5. In the new webapps/oai/WEB-INF directory, replace the two directories 'repository_settings_and_data' and 'harvester_settings_and_data' with the ones saved from the previous installation.
6. Start Tomcat.
7. Visit the jOAI admin and search pages to confirm that the settings and indexes have been preserved for the data provider and harvester.
Can jOAI be configured to run through an Apache web server (httpd)?
Yes. Running jOAI through an Apache web
server provides additional functionality that is not available through Tomcat
alone. For example, Apache provides robust support for SSL, user authorization
and authentication, access control by IP address, virtual host support, web
logging, URL redirection, and other functionality. By configuring Tomcat to
run through Apache, all of Apache's functionality becomes available. This may
be especially convenient for web administrators who are already familiar with
One of two Apache modules may be used to connect Apache with Tomcat: mod_proxy or mod_jk. Choose one or the other:
- mod_proxy - Information for setting up mod_proxy is provided in the Apache Module mod_proxy documentation, with additional configuration information specific to Tomcat provided in the Tomcat proxy how to documentation (proxyName and proxyPort attributes must be added to the non-SSL and SSL HTTP <Connector> elements in Tomcat's server.xml to ensure that URLs in jOAI and other Web applications that rely on the
ServletRequest.getServerName() and related Java methods will resolve properly when using mod_proxy).
- mod_jk - Information for setting up mod_jk is provided in the Apache Tomcat Connector documentation.
After setting up mod_proxy or mod_jk, a typical configuration scenario would be to use Apache to provide SSL encryption,
user authorization and authentication for all pages that reside in the admin
area of the software (e.g. https://oai.somewhere.edu/oai/admin*), while leaving
all other public jOAI pages open. This scenario provides a relatively secure
way to restrict access to the administrative functions of the software to trusted
users while leaving access to the data provider, search and other public pages
Another scenario might be to restrict access to the software or portions of
the software by requestors IP address.
See the Apache documentation for
a list of available features and configuration information.

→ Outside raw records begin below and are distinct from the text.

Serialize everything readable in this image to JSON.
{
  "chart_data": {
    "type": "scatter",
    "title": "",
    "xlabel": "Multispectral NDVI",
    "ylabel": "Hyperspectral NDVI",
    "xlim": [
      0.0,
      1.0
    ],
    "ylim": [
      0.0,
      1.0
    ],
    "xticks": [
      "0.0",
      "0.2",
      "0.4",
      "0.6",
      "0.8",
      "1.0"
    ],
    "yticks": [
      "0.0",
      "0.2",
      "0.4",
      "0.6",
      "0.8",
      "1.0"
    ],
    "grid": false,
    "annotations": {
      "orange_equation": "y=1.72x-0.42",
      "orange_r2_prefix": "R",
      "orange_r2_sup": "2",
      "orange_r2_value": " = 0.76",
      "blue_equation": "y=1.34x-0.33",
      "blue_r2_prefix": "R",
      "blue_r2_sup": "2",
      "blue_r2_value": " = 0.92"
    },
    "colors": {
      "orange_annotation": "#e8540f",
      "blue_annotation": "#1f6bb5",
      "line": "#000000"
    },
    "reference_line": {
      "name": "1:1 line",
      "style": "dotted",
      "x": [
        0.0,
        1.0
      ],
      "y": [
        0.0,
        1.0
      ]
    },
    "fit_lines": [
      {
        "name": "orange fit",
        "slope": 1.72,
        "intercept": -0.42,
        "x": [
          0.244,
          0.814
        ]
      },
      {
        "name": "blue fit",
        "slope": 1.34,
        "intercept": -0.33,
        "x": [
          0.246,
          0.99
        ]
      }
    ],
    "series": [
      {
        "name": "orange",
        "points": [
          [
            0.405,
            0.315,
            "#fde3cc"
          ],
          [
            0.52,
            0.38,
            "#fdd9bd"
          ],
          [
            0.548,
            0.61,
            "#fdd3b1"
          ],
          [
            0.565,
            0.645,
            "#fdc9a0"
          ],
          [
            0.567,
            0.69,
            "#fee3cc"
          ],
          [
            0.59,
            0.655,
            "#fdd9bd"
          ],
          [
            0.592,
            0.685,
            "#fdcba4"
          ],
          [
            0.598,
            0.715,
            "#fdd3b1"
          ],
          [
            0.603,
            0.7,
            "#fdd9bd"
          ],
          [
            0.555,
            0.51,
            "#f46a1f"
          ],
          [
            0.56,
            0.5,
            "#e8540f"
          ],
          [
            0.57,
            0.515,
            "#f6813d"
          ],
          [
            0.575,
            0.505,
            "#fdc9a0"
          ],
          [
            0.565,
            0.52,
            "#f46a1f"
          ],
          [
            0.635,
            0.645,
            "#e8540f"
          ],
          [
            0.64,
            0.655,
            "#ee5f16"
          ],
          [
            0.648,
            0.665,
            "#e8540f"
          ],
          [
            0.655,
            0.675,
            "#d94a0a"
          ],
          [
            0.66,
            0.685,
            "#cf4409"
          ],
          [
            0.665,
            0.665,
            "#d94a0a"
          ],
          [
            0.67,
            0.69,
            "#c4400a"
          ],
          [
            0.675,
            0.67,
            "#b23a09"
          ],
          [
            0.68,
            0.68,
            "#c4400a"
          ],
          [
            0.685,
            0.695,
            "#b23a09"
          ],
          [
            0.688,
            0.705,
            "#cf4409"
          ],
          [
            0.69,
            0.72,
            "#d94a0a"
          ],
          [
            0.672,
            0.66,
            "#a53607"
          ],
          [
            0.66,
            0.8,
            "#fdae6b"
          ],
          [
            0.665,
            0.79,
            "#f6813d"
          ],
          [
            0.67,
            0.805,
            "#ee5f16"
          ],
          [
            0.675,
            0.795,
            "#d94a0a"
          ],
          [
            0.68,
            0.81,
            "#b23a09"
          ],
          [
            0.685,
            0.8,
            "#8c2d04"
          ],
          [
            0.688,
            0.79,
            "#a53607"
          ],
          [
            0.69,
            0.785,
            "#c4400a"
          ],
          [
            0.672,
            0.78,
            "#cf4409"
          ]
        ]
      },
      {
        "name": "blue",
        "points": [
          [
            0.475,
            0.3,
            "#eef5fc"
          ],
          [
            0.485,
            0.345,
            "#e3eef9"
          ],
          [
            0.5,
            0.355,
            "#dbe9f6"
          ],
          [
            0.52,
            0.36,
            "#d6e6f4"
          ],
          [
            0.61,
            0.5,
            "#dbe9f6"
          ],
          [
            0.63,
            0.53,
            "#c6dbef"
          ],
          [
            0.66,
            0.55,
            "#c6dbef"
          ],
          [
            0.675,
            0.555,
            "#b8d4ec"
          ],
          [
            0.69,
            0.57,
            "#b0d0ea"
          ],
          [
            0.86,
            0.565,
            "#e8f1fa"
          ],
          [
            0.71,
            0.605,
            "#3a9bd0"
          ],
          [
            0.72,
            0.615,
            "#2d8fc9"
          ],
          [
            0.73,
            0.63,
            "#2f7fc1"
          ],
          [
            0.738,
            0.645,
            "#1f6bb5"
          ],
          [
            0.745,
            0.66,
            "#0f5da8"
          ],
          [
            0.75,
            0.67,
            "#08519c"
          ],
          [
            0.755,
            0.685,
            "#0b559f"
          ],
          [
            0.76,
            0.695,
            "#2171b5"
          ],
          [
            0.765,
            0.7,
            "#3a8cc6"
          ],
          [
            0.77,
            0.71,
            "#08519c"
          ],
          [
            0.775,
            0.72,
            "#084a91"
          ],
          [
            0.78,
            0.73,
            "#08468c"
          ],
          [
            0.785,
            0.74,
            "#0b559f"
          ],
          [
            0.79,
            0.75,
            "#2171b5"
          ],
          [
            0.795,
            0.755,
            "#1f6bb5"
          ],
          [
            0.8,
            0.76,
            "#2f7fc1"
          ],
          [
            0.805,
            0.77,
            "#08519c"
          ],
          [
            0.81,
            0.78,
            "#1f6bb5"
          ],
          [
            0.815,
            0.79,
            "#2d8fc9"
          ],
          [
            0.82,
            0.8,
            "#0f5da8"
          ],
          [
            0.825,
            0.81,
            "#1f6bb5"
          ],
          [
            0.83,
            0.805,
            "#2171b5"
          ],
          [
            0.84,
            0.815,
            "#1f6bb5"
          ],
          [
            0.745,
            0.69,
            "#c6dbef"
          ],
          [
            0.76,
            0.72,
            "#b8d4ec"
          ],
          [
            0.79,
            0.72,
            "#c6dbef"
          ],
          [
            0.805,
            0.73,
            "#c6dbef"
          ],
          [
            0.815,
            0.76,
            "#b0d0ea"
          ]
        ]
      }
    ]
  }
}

Can jOAI be integrated into an existing Web application?
Yes. It is recommended that jOAI be run as a stand-alone Web application, however it is possible to integrate it into an existing Web application. Either the data provider, the harvester or both can be configured. Here is a general outline of how this may be done:
1. Copy the configuration from web.xml:
- All <servlet> elements OAIProviderServlet, OAIHarvesterServlet and action.
- All <context-param> elements
- All <filter> and <filter-mapping> elements
- All <servlet-mapping> elements
- All <taglib> elements
- Optionally, copy over the <welcome-file-list> and <error-page> elements
2. Copy over files struts-config.xml, users.xml, validation.xml, validator-rules.xml from /WEB-INF to your application.
3. Copy over all JAR files from /WEB-INF/libs (some may not be required)
4. Copy over directories /WEB-INF/classes, /WEB-INF/tlds, /WEB-INF/xsl_files and /WEB-INF/conf. Optionally /WEB-INF/error_pages (if configured in web.xml).
5. Copy over all .jsp, .js and .css files from the root and the /oai_requests, /admin, /docs (optional), /images directories.
- Optionally edit, add and remove jsp and css files as needed. The OAI protocol is handled by the pages found in /oai_requests. Administration is handled by the pages found in /admin. The WEB-INF/struts-config.xml file is used to configure URL paths to the JSP pages that handle them, via the Action.